Additional rats were ventilated for 1 h to be monitored and killed at 24, 72 and 168 h, until a sample size of n = 7 in each group was completed. At the specified points in time, rats were anesthetized, had their tracheostomy re-opened, were intubated, ventilated with VT = 9 ml/kg and PEEP = 5 mmHg, and instrumented as indicated above. Measurements and blood sampling were performed after a 10-min stabilization period and then rats were killed by exsanguination. No fluid resuscitation was administered during the experiments.
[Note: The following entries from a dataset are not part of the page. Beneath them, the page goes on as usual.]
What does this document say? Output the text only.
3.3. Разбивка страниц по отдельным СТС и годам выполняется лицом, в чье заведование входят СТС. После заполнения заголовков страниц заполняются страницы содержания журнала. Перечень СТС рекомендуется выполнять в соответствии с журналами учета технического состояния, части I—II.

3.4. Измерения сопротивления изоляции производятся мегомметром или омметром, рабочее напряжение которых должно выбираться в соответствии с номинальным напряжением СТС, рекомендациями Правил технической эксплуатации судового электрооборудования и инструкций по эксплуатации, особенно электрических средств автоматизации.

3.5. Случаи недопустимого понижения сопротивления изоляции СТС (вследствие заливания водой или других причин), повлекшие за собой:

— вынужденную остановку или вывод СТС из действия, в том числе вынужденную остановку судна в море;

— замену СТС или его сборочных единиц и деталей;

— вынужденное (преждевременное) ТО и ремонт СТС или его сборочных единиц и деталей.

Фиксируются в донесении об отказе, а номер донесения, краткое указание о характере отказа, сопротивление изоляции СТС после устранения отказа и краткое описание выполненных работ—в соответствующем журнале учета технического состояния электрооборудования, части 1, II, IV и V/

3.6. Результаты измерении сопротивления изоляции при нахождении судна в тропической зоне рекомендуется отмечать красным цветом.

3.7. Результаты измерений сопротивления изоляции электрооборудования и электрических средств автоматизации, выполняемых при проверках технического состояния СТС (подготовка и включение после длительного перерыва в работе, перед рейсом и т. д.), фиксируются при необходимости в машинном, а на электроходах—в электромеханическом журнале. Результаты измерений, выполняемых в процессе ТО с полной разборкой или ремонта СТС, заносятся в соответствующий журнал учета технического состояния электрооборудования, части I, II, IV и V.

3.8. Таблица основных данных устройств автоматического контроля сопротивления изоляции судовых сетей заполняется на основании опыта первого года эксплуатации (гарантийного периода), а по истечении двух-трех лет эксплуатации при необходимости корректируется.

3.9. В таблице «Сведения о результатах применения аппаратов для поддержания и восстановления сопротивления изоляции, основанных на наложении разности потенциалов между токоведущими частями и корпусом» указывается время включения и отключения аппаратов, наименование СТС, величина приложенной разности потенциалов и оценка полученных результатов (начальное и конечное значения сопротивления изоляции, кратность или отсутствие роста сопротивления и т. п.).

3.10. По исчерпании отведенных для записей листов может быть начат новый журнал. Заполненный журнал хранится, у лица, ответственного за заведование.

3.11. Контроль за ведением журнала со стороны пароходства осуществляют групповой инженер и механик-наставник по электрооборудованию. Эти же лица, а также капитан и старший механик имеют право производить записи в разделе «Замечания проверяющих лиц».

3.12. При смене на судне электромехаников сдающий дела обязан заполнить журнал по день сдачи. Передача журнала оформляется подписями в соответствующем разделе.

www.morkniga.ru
Post-mortem, a bronchoalveolar lavage (BAL) was performed, by instilling 5 ml of saline. The aorta was removed and pulmonary microvessels were carefully dissected from the right lower lobe.
Measurements
Haemodynamic and respiratory measurements
Mean arterial blood pressure (MAP, Hewlett Packard, model 66s, Midvale, UT, USA), aortic blood flow (QAo, Transonics Systems, Ithaca, NY, USA), and oesophageal pressure (PES) were measured. Positive end-expiratory pressure (PEEP), peak inspiratory pressure (PIP), mean airway pressure (PAW), VT and respiratory system compliance were monitored using ventilator transducers. Systemic vascular resistance was estimated by the quotient MAP/QAo. All measurements were made at VT 9 ml/kg.
Biochemical measurements
Arterial blood gases (Gem Premier 3000, IL Instrumentation Laboratory, Barcelona, Spain), lactate concentration, aspartate aminotransferase (AST), alanine aminotransferase (ALT), lactate dehydrogenase (LDH; Integra 700, Roche Diagnostics, Basel, Switzerland) and vascular endothelial growth factor (VEGF), macrophage inhibitory protein (MIP)-2 and interleukin (IL)-6 serum concentrations (rat-specific immunoassay kits, R&D Systems, Minneapolis, MN, USA) were determined. This assay measures biologically active murine VEGF120 and VEGF164, and we cannot exclude the possibility that other biologically active forms of VEGF were altered in the experiment. The BAL fluid was used for the determinaton of red blood cell (RBC) and white blood cell (WBC) count, and protein, AST, ALT, LDH, IL-6, VEGF and MIP-2 concentrations.
Histological analysis
Lung tissue from all study groups and from non-survivors after the injurious mechanical ventilation strategy were analysed. The right lung was used to measure the wet/dry weight ratio (W/D) [15]. The left lung was removed and expanded with intratracheal instillation of 10% formaldehyde with a pressure of 20 cm H2O. Findings under light microscopy were assessed by two independent pathologists, blinded as per the study group. A modified lung injury score [16] was used. Ten random high-power fields for each section were examined under light microscopy (hematoxylin and eosin, 40×), and a score of 0, 1, 2 or 3 was assigned if none, one, two or more than two membranes were found, respectively. The mean of all values of the examined fields was assigned as a measure of the degree of lung injury.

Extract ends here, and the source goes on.